Auguste Blanqui, L’Éternité par les astres
L’intérieur de la Terre est une vaste chambre noire. S’y risquer suscite immanquablement le pressentiment d’une révélation, en même temps qu’un désir d’image, deux motifs que l’on retrouve au principe de la photographie et que le livre de Sabine Mirlesse entrecroise de mille manières. Au fil de ce voyage qui feint de nous conduire vers la lumière pour nous ramener au bout du compte de nouveau dans la nuit, quelque chose persiste d’un livre antérieur, pourtant très différent, As if it should have been a quarry (mots repris à un poème de Robert Frost) : la carrière auquel ce titre fait allusion, bien sûr, qui témoigne d’un penchant ancien pour une forme de rêverie géologique, minéralogique, laquelle s’exerçait alors à partir de volcans islandais et leurs ruines ; mais aussi la volonté de n’être pas seulement photographe, en produisant en parallèle des dessins et des empreintes de cendre volcanique. Dans le cas présent, où les lucioles de Pasolini viennent ponctuer çà et là l’Enfer de Dante (contexte géographique autant que culturel), la rêverie suit un cours plus détaché des apparences. En bien des occasions, le référent de ces images échappe à toute identification certaine. Il semble « désitué », ou « insitué », et nous laisse dans l’incertitude quant à ce que nous regardons, ce qui n’est peut-être qu’une tentative pour rendre la désorientation subie par quiconque s’aventure en sous-sol.

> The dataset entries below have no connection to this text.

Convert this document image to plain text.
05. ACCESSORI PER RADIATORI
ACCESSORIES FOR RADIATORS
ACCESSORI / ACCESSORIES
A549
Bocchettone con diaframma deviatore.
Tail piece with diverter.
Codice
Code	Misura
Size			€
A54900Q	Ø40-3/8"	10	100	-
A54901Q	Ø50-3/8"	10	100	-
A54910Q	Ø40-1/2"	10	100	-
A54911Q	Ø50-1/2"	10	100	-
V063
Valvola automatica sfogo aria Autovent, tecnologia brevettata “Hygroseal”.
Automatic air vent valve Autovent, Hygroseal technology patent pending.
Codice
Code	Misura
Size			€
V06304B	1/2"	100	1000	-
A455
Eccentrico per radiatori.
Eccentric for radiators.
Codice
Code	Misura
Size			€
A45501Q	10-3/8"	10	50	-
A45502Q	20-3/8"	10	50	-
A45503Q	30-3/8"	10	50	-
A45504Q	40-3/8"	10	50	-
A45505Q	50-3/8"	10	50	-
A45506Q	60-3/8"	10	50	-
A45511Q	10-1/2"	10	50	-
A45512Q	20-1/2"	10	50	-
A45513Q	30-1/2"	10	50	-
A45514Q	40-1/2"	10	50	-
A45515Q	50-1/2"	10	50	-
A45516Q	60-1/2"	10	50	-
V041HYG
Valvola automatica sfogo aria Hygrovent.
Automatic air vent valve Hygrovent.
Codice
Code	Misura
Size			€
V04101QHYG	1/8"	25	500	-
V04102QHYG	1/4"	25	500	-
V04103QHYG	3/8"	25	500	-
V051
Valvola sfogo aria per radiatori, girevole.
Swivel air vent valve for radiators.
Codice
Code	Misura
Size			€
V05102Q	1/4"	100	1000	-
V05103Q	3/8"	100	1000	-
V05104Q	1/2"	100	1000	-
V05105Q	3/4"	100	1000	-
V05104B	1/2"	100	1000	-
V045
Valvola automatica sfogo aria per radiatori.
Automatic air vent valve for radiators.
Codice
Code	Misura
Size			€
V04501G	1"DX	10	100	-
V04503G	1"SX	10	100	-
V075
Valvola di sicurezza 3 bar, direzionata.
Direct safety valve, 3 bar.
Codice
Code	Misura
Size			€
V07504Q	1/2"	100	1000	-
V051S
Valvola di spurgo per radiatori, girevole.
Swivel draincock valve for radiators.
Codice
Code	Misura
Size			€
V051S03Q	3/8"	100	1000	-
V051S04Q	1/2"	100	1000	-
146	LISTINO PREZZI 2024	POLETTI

On appelle « lithophanie » une image créée selon un procédé par lequel à l’origine celle-ci, tout d’abord incisée sur une plaque de verre enduite de cire, était ensuite gravée ou moulée en porcelaine très fine, puis devait être rétro-éclairée afin d’apparaître parfaitement. Cette technique, qui a des antécédents séculaires en Chine, fut mise au point en Europe autour de 1820, peu avant l’invention de la photographie qui combina elle aussi l’usage de la lumière à la logique de l’index. Moyennant une inflexion métaphorique, j’emploie ici ce terme pour qualifier le projet de Pietra di Luce, qui consiste à faire accéder à la visibilité une matière vouée aux ténèbres ou au retrait. L’embossage qui donne corps dans ce livre à un entrelacs serpentin poursuit par ailleurs l’idée d’associer d’autres méthodes imageantes à l’opération photographique. L’ensemble joue ainsi d’une incessante réversibilité potentielle du positif et du négatif, du haut et du bas, de la terre et du ciel. La poussière que l’artiste emporte sous ses pas équivaut à la voie lactée.
Pierre de lumière : cette expression, où s’affrontent deux forces contraires, ne sert pas seulement de titre à ce livre. Elle le désigne. En nous faisant passer du noir au blanc pour revenir finalement à notre point de départ, Sabine Mirlesse inverse le trajet qui fut le sien en vue de mener à bien son entreprise. Elle reproduit en revanche le parcours de l’herméneute comme du simple observateur face à une image — de l’obscurité initiale jusqu’à un moment d’élucidation progressive et partielle dont le terme ne saurait être qu’un retour à l’opacité fondamentale de l’objet offert à notre vue. Son livre nous laisse entrer dans la camera obscura de la montagne afin d’y découvrir la lumière stellaire des pierres, mais il conserve à jamais le caractère d’une énigme.